72% of rough sleepers are forced onto the streets following a relationship breakdown. I spoke to a chartered accountant who, after a short chain of events, had become homeless. His marriage had ended badly and his wife summarily divorced him. Unstable in his mental health, he lost custody of his children. Then, overwhelmed by a new, more repulsive depression, he turned to heavy substance-abuse as a coping mechanism. Rapidly he tore through his savings and, unable to pay rent and with no-one to turn to (the welfare state is not generous to the single homeless, particularly males), was forced onto the streets.

Anyone can become a rough sleeper. Those who say that poverty is a state of mind, the result of a string of ‘poor life-decisions’, do so from the easy seclusion of material superfluity, failing in the first instance their empathic duty.

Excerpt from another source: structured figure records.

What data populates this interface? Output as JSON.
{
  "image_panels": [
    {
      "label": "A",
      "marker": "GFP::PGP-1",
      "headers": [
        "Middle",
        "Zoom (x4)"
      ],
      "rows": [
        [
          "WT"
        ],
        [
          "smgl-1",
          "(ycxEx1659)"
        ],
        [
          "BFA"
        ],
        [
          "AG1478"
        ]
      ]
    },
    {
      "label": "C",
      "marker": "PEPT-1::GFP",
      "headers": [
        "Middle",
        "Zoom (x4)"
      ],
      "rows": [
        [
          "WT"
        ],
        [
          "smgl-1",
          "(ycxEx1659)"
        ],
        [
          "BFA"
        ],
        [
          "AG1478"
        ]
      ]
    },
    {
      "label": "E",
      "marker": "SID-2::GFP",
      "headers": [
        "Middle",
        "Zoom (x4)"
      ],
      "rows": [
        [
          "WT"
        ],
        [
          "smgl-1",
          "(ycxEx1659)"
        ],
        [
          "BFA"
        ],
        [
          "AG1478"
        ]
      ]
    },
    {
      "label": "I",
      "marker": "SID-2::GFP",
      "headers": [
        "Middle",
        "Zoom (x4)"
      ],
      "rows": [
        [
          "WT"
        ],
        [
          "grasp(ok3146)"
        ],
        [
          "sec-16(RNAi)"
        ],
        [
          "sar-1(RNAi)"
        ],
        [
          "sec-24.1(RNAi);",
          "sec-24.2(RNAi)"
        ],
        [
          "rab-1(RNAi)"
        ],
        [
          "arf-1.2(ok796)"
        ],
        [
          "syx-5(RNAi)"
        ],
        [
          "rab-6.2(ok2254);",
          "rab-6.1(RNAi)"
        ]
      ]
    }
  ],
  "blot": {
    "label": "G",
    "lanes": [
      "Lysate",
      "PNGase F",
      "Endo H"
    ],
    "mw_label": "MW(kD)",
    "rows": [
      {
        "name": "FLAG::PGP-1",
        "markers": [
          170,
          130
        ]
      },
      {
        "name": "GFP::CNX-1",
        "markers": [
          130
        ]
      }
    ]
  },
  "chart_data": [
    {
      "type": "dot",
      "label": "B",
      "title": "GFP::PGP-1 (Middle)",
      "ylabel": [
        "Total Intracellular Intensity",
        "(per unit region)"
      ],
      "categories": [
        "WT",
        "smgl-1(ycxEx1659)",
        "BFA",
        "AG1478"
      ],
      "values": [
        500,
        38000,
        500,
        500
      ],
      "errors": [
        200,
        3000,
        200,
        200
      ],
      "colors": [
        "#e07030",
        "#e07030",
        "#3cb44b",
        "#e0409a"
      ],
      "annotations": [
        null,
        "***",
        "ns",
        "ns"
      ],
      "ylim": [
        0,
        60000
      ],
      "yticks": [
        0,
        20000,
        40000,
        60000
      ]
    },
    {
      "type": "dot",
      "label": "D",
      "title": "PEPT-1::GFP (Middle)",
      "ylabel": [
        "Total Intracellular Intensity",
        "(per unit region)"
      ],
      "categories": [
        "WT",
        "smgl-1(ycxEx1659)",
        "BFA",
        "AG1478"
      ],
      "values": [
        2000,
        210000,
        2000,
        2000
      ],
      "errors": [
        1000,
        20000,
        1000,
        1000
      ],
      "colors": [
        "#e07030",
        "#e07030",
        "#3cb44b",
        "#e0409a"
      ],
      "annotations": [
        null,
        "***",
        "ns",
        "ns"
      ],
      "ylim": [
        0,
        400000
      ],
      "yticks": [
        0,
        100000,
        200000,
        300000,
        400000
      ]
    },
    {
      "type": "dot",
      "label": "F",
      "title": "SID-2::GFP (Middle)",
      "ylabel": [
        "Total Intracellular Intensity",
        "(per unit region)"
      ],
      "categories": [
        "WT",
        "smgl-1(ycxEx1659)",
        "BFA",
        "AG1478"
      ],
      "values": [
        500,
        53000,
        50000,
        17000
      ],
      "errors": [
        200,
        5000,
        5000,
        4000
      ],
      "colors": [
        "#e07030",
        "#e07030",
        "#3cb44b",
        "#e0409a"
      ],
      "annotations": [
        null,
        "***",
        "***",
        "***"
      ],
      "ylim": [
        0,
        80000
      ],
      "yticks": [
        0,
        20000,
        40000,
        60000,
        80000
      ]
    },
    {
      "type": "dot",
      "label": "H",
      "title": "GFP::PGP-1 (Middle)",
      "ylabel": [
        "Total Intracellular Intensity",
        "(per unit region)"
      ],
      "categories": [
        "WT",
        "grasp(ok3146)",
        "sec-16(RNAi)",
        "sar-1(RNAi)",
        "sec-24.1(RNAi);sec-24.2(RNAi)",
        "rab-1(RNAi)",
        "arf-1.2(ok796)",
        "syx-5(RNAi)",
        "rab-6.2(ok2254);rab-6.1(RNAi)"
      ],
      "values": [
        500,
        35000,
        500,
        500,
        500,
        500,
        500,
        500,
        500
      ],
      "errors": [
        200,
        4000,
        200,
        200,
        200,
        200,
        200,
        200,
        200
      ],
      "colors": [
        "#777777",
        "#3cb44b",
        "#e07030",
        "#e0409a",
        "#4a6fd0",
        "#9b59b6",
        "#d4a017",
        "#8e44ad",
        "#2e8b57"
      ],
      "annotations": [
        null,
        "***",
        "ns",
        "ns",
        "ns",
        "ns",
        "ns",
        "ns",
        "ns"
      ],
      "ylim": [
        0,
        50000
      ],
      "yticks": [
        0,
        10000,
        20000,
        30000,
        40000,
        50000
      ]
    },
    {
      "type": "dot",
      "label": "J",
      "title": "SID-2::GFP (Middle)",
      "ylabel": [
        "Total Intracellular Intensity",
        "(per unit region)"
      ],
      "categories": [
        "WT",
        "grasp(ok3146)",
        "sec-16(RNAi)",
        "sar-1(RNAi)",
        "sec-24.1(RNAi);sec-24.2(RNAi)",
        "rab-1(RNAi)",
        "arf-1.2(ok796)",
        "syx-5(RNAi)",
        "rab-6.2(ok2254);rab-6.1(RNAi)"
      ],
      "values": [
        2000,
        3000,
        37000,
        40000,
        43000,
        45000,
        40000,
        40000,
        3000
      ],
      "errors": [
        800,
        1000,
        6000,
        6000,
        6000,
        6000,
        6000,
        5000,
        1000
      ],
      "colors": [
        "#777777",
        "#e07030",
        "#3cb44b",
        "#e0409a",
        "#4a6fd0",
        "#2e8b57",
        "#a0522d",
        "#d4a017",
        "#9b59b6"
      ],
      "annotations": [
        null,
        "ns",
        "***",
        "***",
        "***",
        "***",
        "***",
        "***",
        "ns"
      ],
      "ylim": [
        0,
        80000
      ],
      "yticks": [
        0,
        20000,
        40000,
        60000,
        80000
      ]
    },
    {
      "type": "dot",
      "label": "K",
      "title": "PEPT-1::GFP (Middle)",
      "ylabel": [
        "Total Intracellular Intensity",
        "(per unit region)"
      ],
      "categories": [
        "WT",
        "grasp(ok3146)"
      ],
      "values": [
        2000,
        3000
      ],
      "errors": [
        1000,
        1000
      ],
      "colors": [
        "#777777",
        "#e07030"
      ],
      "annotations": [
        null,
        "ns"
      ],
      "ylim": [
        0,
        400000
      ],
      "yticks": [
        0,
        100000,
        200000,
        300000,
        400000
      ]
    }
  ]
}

As a general rule, one should not give money to rough sleepers. Research has been conducted on this and, for the most part, it only enables the cycle of substance-abuse and street-homelessness. Instead, offer fresh food, old books. And chat! The act of giving food and talking for a while can seem a tremendous kindness. Ask them their name and take note of their appearance. Then, to help further still, register them on Exeter’s StreetLink (http://www.streetlink.org.uk/tell-us-about-a-rough-sleeper). Logging rough sleepers on StreetLink enables the council to better identify and then verify them. Once a rough sleeper is verified, they can be legally afforded certain more permanent help from local authorities and charities: assistance with mental health, help finding temporary accommodation, assistance job-seeking and so forth until, at last, hopefully, independence.